(An edited version was published in The New Indian Express)
The word class is carelessly thrown around several times in Saket Chaudhary’s Hindi Medium. His wife wants to climb the behemoth that exists in every society – from Chandni Chowk to Vasant Vihar. She wanted this long before he stitched his way into her life. As a teenager, Raj Batra (Irrfan) was Mita’s (Saba Qamar) tailor. That’s how they met. He produced imitations of clothes from fashion magazines and of famous fashion designers. Cut to 15 years later, he is still doing that. But not in the hole-in-a-wall local tailoring shop but in a sprawling garment store that he owns, in Chandni Chowk. He drives a BMW. They leave Chandni Chowk in a cart and arrive at Vasant Vihar in their BMW. Makes sense. My first – very urban – thought at seeing the BMW was about his parking woes. Mita tells him, almost as soon as they move homes, how he has moved out of Chandni Chowk but Chandni Chowk hasn’t moved out of him. All because he made the dance floor his own for a Sukhbir song, in front of South Delhi residents. Apparently, their opulence doesn’t allow them to let their hair down.
Mita is in dogged pursuit of admission in one of the most prestigious schools of Delhi for her daughter. Raj is reluctantly complicit because he’s never said no to her all his life. Mita reminded me of my own primary school in early 90s when schools and parents insisted on great handwriting and English speaking skills more than anything else. According to Hindi Medium, nothing has changed. It has only gotten worse, with consultants and business advancing MBAs replacing well-meaning individuals. There is a school before school – not pre-school as we know it – where children are trained in every discipline to gain admission into one of these institutions. Tillotama Shome plays one such consultant. Shome has her share of fun in the kind of role that she’s probably never played before – something pitched at the high and loud, only bordering on satire. That is also one of the issues with Hindi Medium because the way characters and their roles are pitched, it looks like Raj, Mita and the consultant belong in different kind of films.

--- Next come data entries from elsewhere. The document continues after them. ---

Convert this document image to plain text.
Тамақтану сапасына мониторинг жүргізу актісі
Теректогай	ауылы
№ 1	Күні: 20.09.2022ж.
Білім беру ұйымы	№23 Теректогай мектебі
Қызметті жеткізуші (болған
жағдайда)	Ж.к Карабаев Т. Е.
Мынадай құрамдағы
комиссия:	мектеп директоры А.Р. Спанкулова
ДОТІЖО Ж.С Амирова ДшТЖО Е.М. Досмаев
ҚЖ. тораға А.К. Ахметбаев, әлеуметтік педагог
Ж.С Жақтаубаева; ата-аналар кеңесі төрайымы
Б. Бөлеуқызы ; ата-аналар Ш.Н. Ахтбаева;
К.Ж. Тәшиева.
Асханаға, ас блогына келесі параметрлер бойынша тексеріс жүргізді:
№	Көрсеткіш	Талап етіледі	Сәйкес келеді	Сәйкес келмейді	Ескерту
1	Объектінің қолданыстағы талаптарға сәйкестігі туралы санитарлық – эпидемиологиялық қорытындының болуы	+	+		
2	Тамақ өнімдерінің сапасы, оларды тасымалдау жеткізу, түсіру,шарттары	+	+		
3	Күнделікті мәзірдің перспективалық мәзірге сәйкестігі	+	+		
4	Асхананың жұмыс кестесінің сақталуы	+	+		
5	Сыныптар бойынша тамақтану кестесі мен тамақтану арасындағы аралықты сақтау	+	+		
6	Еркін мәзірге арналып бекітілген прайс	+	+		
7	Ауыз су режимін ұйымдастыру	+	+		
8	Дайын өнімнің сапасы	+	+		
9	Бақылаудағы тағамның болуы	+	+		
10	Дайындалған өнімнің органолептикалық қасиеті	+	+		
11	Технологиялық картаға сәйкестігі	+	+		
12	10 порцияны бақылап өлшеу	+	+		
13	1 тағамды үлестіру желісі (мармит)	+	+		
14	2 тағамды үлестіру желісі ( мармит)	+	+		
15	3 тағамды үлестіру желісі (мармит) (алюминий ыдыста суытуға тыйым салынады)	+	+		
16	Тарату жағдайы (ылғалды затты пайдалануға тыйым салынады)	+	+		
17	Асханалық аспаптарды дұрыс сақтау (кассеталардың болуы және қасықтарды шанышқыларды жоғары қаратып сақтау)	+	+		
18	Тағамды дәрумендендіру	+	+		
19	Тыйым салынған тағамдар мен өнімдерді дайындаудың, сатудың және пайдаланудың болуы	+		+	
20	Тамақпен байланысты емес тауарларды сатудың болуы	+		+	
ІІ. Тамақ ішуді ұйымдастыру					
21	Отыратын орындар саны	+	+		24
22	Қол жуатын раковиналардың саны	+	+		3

The heightened dramatics is a staple of Hindi Medium with the plot concerns not based on logic or reality. They just exist to service Chaudhary’s message heavy film. Have Raj and Mita thought about what happens once they secure admission through RTE (Right To Education) and attend school events or meet teachers, as the posh residents of South Delhi? What about the eventuality that no matter how much effort they take, all of it depends on a lottery? They haven’t thought this through and neither has Chaudhary, who shares script credit with Zeenat Lakhani. It has every cliche associated with message heavy films – the characters drawn as black and white, the pitching of the performances, the manipulative writing and even the long monologue that Raj delivers in front of a snooty crowd that transforms into an enlightened society by the end of it. Mita, Raj and their daughter pretend to be poor to take advantage of the RTE quota. Hindi Medium is supposed to make us laugh and think but this is one of the most cunning of its leads’ schemes. It makes you squirm in your seat, thinking about the lengths to which one can be pushed. Chaudhary even manages to extract the most brilliant conceit here, a shoe-is-on-the-other-foot moment with Deepak Dobriyal (Shyam Prakash as the couple’s new neighbor and fellow RTE applicant) in fine form. The Batras themselves are members of the nouveau riche, intent upon impressing their Vasant Vihar neighbors and getting into their cliques. So, when they stumble during an out of ordinary inspection visit of RTE applicants by a school official, Shyam has to play along with them, informing the official that they are newly poor. They are still learning the ways of the downtrodden. It is a stunning scene anchored by Dobriyal, Khan and Qamar.
In a film that is better on paper than on screen, it is the performances that hold your hand. Khan has played these comical deadpan straight shooter roles for more than a decade now that it has become a stereotype. But what’s there to complain when literally anything he does with his face in these roles is laughter inducing? It would be lovely to see more of Saba Qamar. She’s great at concealing most of the awkwardness associated with being Mita – the Chandni Chowk girl wearing Dior and rubbing shoulders with the elite that she desperately wants to be part of – while managing to show how a tinge of it has escaped her. Qamar should be seen in bigger and better films. Hopefully for her and her performances, and not because some filmmaker had to donate to “army welfare” after being arm twisted by a political party, for casting a Pakistani actress.